José Lucas Safanelli José Lucas Safanelli - 2 months ago 10
R Question

lapply: producing several 3D scatter plots with different titles

I'm trying to put the element name in the title of the graphic when running lapply. The problem is that the names are not iterating, just the first name is showed in all the plots.

Data example and code:

if(!require(scatterplot3d)) {
install.packages("scatterplot3d"); require(scatterplot3d)}

head(palha_antes)
X.mm Y.mm Altura.mm Rugosidade.mm
1 0 0 198.421 24.677
2 20 0 189.377 33.721
3 40 0 199.212 23.886
4 60 0 196.857 26.241
5 80 0 193.048 30.050
6 100 0 204.922 18.176

tratamentos = list(palha_antes, palha_depois, exposto_antes, exposto_depois)

names = c("Tratamento com palha antes da chuva",
"Tratamento com palha depois da chuva",
"Tratamento sem palha antes da chuva",
"Tratamento sem palha depois da chuva")

names(tratamentos) <- names

par(mfrow = c(2,2))
lapply(tratamentos, function (x) {
scatterplot3d(as.numeric(unlist(x[1])), as.numeric(unlist(x[2])),
as.numeric(unlist(x[3])), xlab = "X (mm)",ylab = "Y (mm)",
main = lapply(names(tratamentos), function(y) y), zlab = "Altura (mm)", pch = 20)
})
par(mfrow = c(1,1))


The part
main = lapply(names(tratamentos), function(y) y)
does not run as it should: 1

If I put x as function of y
main = lapply(names(tratamentos), function(y) x)
, the plot get all the values of the the variable x, not the name.
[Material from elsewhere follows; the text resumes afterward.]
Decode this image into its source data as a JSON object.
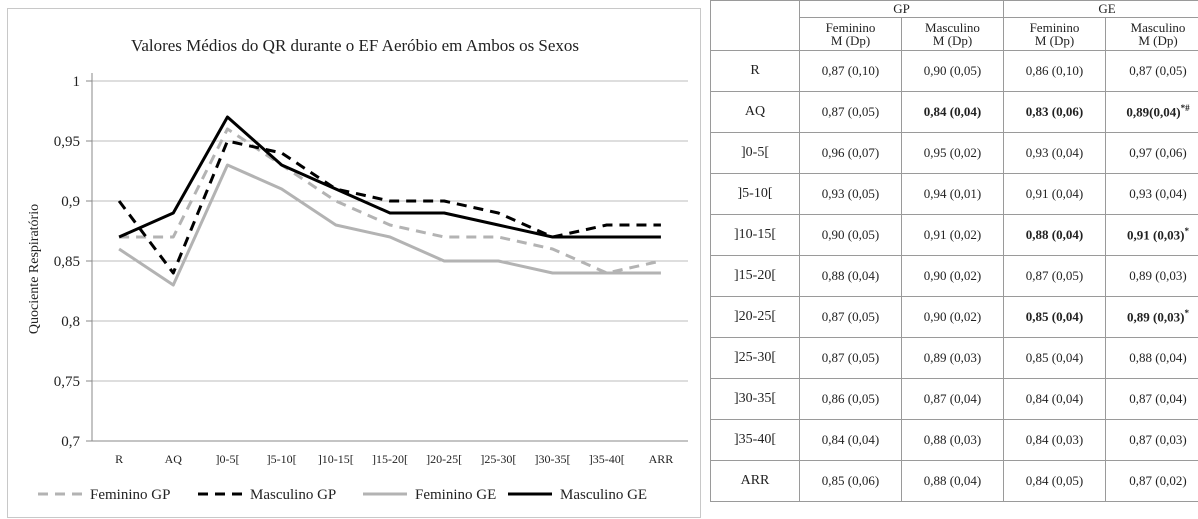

So, do you have any suggestion to solve this part of the code? Thank you.

Answer

Why do you need 2 lapply? The following works.

tratamentos = list(palha_antes, palha_depois, exposto_antes, exposto_depois)

## don't use "names"; that will mask function "names"
NAMES <- c("Tratamento com palha antes da chuva",
           "Tratamento com palha depois da chuva",
           "Tratamento sem palha antes da chuva",
           "Tratamento sem palha depois da chuva")

par(mfrow = c(2,2))
lapply(1:length(tratamentos), function (i) {
  scatterplot3d(tratamentos[[i]][[1]], tratamentos[[i]][[2]],
                tratamentos[[i]][[3]], xlab = "X (mm)", ylab = "Y (mm)",
                main = NAMES[i], zlab = "Altura (mm)", pch = 20)
})
par(mfrow = c(1,1))

Essentially there is no need to use lapply. A for loop is perfect:

par(mfrow = c(2,2))
for (i in 1:length(tratamentos)) {
  scatterplot3d(tratamentos[[i]][[1]], tratamentos[[i]][[2]],
                tratamentos[[i]][[3]], xlab = "X (mm)", ylab = "Y (mm)",
                main = NAMES[i], zlab = "Altura (mm)", pch = 20)
  }
par(mfrow = c(1,1))

Reproducible Example

set.seed(0)
d <- data.frame(x = rnorm(50), y = rnorm(50), z = rnorm(50))
lst <- list(d, d, d, d)
NAMES <- LETTERS[1:4]

## `for` loop
par(mfrow = c(2,2))
for (i in 1:length(lst)) {
  scatterplot3d(lst[[i]][[1]], lst[[i]][[2]],
                lst[[i]][[3]], xlab = "X (mm)", ylab = "Y (mm)",
                main = NAMES[i], zlab = "Altura (mm)", pch = 20)
  }
par(mfrow = c(1,1))

## `lapply`
par(mfrow = c(2,2))
lapply(1:length(lst), function (i) {
  scatterplot3d(lst[[i]][[1]], lst[[i]][[2]],
                lst[[i]][[3]], xlab = "X (mm)", ylab = "Y (mm)",
                main = NAMES[i], zlab = "Altura (mm)", pch = 20)
})
par(mfrow = c(1,1))

Note, scatterplot3d has returned values, so if you use lapply, you will see a long list printed onto your screen.

enter image description here


Comments on your code

  • You can use x[[1]] instead of unlist(x[1]); I also don't know what the extra as.numeric is for;
  • lapply(names(tratamentos), function(y) y) is just as.list(names(tratamentos)).